Galeria Karstadt Kaufhof in gemeinwohlorientierte Hand geben

Mehrere Standorte von Galeria Karstadt Kaufhof werden aufgewertet, andere sollen schließen

  • Yannic Walther
  • Lesedauer: 3 Min.

Er ist gelernter Lebensmittelkaufmann, hat bei Karstadt gelernt und sei besorgt, wenn er auf die Entwicklungen bei dem Kaufhausriesen blicke, sagt Thüringens Ministerpräsident Bodo Ramelow (Linke). »Ich habe Verständnis dafür, dass die Mitarbeiter um ihr Unternehmen kämpfen, aber ich spüre, wie sie immer mehr einer Illusion aufsitzen.« Es gehe nicht an, weiter Verträge mit dem Konzern Signa über eine Immobilienentwicklung zu schließen. »Lieber ein Ende mit Schrecken als ein Schrecken ohne Ende«, das sei der »bittere« Satz, der ihm durch den Kopf gehe, so Ramelow in einem Grußwort an seine Berliner Genossen. 

Diese haben am Dienstagsabend darüber diskutiert, wie damit umzugehen ist, dass Galeria Karstadt Kaufhof nun zum zweiten Mal seit 2020 Insolvenz angemeldet hat, nachdem es zuletzt Millionenhilfen bekommen hatte.
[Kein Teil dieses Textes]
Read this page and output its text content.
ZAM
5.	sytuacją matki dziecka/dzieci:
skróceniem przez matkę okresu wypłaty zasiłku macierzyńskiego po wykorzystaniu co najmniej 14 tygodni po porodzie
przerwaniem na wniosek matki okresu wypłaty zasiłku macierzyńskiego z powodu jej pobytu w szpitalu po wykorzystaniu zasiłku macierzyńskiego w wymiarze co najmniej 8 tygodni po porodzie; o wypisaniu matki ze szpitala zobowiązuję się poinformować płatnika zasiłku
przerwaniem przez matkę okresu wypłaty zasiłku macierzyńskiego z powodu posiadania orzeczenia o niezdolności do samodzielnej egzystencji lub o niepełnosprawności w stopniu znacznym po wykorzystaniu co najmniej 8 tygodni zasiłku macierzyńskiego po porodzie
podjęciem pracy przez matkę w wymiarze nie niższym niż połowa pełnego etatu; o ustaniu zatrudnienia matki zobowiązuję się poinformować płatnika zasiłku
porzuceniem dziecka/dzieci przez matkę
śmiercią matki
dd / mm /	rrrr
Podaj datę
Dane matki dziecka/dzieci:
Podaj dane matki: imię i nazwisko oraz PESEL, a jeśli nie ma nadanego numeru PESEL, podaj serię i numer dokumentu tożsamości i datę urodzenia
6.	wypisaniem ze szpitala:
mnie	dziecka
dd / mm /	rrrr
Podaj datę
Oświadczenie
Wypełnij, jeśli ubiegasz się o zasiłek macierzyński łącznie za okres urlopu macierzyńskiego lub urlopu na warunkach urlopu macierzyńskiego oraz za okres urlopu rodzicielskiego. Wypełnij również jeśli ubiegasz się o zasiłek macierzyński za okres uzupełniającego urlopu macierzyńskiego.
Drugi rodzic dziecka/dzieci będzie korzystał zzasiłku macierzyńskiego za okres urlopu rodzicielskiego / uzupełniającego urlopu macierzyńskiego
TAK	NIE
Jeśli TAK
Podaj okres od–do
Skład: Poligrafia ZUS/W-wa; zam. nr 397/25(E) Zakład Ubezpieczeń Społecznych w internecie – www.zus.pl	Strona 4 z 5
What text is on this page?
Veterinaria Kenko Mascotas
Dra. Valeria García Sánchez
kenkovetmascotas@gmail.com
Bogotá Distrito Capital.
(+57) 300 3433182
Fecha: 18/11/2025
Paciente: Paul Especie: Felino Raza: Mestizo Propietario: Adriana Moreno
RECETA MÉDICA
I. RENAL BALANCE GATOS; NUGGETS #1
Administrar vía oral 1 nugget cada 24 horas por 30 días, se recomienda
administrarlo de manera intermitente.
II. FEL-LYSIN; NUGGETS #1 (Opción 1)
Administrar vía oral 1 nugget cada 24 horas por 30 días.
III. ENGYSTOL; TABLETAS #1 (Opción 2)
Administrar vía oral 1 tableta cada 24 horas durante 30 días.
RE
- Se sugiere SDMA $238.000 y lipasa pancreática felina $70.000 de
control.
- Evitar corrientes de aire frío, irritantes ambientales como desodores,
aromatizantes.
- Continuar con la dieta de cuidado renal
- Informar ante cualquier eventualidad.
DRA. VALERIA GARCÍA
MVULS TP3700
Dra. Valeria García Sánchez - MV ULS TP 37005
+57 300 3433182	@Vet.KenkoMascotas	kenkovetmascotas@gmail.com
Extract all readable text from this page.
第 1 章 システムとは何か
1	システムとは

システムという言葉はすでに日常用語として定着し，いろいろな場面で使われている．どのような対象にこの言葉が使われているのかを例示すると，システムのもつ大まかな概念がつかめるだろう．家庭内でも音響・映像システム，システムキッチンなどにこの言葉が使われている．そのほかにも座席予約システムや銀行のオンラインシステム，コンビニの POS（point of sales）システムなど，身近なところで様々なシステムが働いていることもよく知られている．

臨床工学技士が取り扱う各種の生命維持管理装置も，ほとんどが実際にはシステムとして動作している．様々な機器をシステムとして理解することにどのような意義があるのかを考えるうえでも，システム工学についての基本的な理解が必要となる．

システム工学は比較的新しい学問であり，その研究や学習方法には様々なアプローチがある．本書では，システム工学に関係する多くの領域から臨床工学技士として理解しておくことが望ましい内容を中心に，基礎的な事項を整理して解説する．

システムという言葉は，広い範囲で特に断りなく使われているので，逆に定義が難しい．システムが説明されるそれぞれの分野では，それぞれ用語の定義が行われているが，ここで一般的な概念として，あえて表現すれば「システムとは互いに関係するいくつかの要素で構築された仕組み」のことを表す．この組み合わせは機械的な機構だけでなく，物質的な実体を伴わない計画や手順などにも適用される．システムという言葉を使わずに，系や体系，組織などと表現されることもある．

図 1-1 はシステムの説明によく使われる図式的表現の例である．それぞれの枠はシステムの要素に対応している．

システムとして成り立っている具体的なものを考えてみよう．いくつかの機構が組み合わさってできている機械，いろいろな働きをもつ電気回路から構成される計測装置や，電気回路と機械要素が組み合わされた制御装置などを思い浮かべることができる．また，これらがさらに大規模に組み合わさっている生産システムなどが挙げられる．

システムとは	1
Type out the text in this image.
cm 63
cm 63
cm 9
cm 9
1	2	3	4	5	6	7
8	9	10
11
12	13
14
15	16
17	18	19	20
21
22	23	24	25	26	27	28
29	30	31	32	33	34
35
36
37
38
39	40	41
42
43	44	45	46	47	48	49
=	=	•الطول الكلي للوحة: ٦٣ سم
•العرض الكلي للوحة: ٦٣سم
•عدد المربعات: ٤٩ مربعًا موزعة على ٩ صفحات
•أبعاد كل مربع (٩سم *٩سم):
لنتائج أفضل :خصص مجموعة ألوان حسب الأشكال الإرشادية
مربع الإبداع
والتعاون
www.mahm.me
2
Wieder sollen Standorte geschlossen werden, Arbeitsplätze stehen auf dem Spiel, während der österreichische Mutterkonzern Signa auch in Berlin andere Warenhausstandorte aufwertet. Hinter Signa findet sich eine undurchsichtige Unternehmensstruktur. Immobilienmarktexperte Christoph Trautvetter erklärt, dass es vier Sparten gibt: die Immobilien, die Luxuskaufhäuser, Galeria Karstadt Kaufhof und die Kaufhäuser, die nicht zugleich Mieter bei Signa sind. »Der Großteil der Kaufhäuser, die keine Miete an Signa zahlen, sind ihnen komplett egal«, sagt Trautvetter. Stattdessen habe die Immobiliensparte zuletzt noch einmal viel Geld von Investoren einsammeln können. 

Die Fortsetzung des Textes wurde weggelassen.